Correia (Marshall Correia is Vice President and General Manager, India, South Asia at Red Hat): We have been operating in the country for several decades and our interest in India is twofold. One is marketing in India, working with Indian government, Indian companies, private sector as well as public sector companies. We have a global delivery presence in cities like Pune and Bangalore. Whether you look at front office, back office or mid office, we are deeply integrated into it (BSE, National Stock Exchange (NSE), Aadhaar, GST Network (GSTN), Life Insurance Corporation of India (LIC), SBI L’ insurance and most basic banking services in India use open source technologies from Red Hat). For example, we work with Infosys on GSTN. So I would say there is a bit of Red Hat everywhere (in India) but with some big companies we have a very deep relationship.

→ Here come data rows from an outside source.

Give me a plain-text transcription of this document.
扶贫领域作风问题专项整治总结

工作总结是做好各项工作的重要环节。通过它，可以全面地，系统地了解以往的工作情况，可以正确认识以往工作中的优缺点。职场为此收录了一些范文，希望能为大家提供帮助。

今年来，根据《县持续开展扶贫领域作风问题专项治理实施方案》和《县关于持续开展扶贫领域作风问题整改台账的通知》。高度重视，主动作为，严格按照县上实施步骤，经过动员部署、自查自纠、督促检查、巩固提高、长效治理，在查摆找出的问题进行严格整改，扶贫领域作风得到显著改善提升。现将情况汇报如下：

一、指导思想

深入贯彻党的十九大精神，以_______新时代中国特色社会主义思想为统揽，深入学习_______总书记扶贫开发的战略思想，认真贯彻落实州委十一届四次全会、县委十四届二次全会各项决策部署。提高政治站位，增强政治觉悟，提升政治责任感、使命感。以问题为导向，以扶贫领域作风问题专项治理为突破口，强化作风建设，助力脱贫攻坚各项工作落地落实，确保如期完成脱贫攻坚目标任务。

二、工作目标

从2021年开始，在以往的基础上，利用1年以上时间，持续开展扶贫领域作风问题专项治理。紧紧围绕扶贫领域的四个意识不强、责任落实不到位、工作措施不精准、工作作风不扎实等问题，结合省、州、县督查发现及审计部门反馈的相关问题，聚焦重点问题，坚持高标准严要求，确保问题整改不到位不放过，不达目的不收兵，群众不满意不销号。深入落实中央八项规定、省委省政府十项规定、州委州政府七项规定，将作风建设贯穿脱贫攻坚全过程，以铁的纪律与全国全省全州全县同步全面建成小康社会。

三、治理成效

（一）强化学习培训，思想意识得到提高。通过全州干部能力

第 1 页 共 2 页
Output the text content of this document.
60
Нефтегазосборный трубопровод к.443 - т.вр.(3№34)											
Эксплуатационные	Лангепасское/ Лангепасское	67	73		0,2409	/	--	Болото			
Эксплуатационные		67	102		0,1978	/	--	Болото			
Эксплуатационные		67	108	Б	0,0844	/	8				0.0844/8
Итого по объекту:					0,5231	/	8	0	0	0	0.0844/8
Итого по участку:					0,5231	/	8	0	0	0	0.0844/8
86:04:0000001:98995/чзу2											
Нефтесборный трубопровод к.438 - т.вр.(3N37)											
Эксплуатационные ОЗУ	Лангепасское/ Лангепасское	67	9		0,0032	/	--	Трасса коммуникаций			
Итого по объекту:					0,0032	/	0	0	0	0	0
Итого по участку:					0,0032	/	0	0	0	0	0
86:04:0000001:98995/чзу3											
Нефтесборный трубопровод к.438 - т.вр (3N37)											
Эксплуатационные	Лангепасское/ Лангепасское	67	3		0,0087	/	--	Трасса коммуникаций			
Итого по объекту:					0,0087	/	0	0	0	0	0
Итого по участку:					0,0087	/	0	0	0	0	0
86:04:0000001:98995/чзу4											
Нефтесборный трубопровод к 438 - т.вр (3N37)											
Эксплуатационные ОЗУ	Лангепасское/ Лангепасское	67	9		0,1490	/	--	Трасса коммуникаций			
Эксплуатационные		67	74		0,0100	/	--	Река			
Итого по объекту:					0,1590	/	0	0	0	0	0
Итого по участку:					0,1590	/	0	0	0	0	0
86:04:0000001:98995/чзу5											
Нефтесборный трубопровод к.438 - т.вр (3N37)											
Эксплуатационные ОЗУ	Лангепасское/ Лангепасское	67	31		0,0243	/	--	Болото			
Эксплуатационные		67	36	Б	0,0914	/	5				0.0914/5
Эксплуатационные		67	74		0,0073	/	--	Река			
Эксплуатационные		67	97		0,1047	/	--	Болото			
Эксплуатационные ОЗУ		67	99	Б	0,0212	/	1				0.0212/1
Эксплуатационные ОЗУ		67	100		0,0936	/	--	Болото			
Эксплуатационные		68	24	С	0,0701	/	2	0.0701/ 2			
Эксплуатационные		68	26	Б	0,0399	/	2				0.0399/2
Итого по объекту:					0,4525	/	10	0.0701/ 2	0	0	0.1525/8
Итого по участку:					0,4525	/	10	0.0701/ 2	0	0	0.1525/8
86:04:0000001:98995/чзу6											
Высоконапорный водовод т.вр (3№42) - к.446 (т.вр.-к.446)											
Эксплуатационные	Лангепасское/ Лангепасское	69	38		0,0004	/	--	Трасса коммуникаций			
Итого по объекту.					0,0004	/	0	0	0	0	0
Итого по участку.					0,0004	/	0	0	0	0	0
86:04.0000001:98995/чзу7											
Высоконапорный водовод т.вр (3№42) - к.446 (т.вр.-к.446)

Do you think Red Hat meets IBM’s expectations? How often do you interact with Arvind Krishna and what do you discuss?

About five years ago, Arvind and I were on stage together, announcing our newfound friendship around IBM middleware on OpenShift. I talk to him every few days. Much of that credit goes to Paul. We have found the balance with IBM. Arvind would describe it as Red Hat being “independent” (since) we have to partner with other cloud providers, other consulting providers, (and) other technology providers (including Verizon, Accenture, Deloitte, Tata Consultancy Services and IBM Consulting). But IBM has a lot of opinions on Red Hat – they built their middleware on Red Hat, and we’re their primary choice for the hybrid. Red Hat gives them (IBM) a technology base to which they can apply their global reach. IBM has the ability to bring Red Hat open source technology to every corner of the planet.

How do open source architectures help data scientists and CXOs with the much-needed edge by embracing AI-ML (artificial intelligence and machine learning)?

AI is a really big space, and we’ve always kind of worked on how to build code and get it into production faster. But now, training models capable of answering the questions accurately are working in parallel. We’re passionate about bringing all of this flow of models into production, right alongside the apps you’re already building today. We call this the ML Operations (Machine Learning Operations, which is jargon for a set of best practices that businesses should run AI successfully) space.

This means that we are not trying to be the best at natural language processing (NLP) or building basic AI models on it or convolutional neural networks (CNN). We want to play in our sweet spot, which is how we arm data science teams to be able to integrate their models from development to production and time into these applications. This is the work we did on OpenShift data science (managed cloud service for data scientists and developers) with him.

Another element that changes and that excites us is the material. As an example, cars today and in the future are moving towards running a single computer. What we do really well is put Linux on computers and the computer in your car, and the future will look a lot like the computer in your data center today. And when we’re able to combine that platform, with bringing those AI models into that environment with the speed that you do with code with application integration, that opens up a lot of great opportunities for customers to integrate this data science model into devices, or as close to customers as possible.

This convergence is important, and it is not tied to the periphery. Companies have realized that the closer they can get the interaction to the user, the better the experience.

And that could be in banking or pushing self-service to users’ phones.